Accessibility Webinar
In partnership with UBC iGEM, we held a webinar on International Accessibility to Synthetic Biology Innovations. When both teams first met, we realised that being from different countries, our experience with synthetic biology and our accessibility to resources and such, were vastly different. We had casually discussed our experiences, which is when the idea of having a discussion with experts around this topic seemed beneficial—not only for iGEM teams but also for the general public.
Synthetic biology should be accessible to everyone across the world, and the issues involved in its implementation needs to be tackled; in order for that to happen, it needs to be clarified what kinds of issues are faced in the first place. Both teams were working on climate-related food insecurity projects and we felt that synthetic biology was a good solution to this problem.
We decided to have a discussion panel with four experts: Prof. Pawan Dhar (India), Alex Kyaborongo (Uganda), Scott Pownall (Canada), and Dr. Luis De Stefano-Beltrán (Peru). They were all at different stages of their synthetic biology career and from different regions of the world; this really enriched the experience and gave an overall view of synthetic biology in the world.
In this discussion panel, we discussed topics such as barriers with respect to access to biotechnology innovations in developing countries; the panellists gave their experience in difference on network and support environment in their regions; they explored the difference in monetary support that they faced and how this impacted, and will impact, synthetic biology; how public perception ties in deeply into the acceptance of synthetic biology and policies framed around this field of research. Due to the discussion-based environment, it was easy for conversation to flourish and for our audience to pitch in.
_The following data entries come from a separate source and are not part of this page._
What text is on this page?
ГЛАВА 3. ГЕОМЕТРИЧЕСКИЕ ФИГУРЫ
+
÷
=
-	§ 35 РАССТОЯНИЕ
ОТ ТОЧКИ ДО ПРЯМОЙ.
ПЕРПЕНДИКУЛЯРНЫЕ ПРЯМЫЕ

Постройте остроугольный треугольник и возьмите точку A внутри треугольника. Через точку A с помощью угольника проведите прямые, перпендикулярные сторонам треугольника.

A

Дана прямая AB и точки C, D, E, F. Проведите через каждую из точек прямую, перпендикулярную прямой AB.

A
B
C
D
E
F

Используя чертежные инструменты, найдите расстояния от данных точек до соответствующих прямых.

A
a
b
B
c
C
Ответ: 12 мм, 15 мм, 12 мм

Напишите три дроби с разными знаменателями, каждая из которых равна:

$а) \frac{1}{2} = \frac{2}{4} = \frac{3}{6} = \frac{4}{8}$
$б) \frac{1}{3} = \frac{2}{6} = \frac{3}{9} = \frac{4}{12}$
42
Due to the varying experiences of the panellists, every single person in the webinar learned new things about synthetic biology and its accessibility.
We promoted our webinar via email and social media as a result of which we had participants from all around the world! They were enthusiastic about engaging with the panellists and asked engaging questions such as: is the biggest barrier to developing synthetic biology in your country funding, resources (DNA/sequencing/equipment) or policy? Or do all of these circle back to funding? The panellists enjoyed speaking with the audience as well and both teams learnt along with the audience.
Apart from the knowledge which we and the audience learnt from the expert panellists, we also learnt how to organise a scientific webinar from start to finish. We spent a month planning this webinar and we feel like it really showed in the results; from contacting panellists to sketching out questions and topics to be covered, it’s a time intensive process which requires a lot of effort.
Synthetic Biology Exhibit
In collaboration with Mimamsa and the iGEM IISER Pune Team 2, we held our own Synthetic Biology Exhibit through which we had interactive games and interesting presentations. We introduced the highschoolers and undergrads to synthetic biology and iGEM. We talked about synthetic biology and its numerous real world applications as well as the work done by previous Indian iGEM Teams.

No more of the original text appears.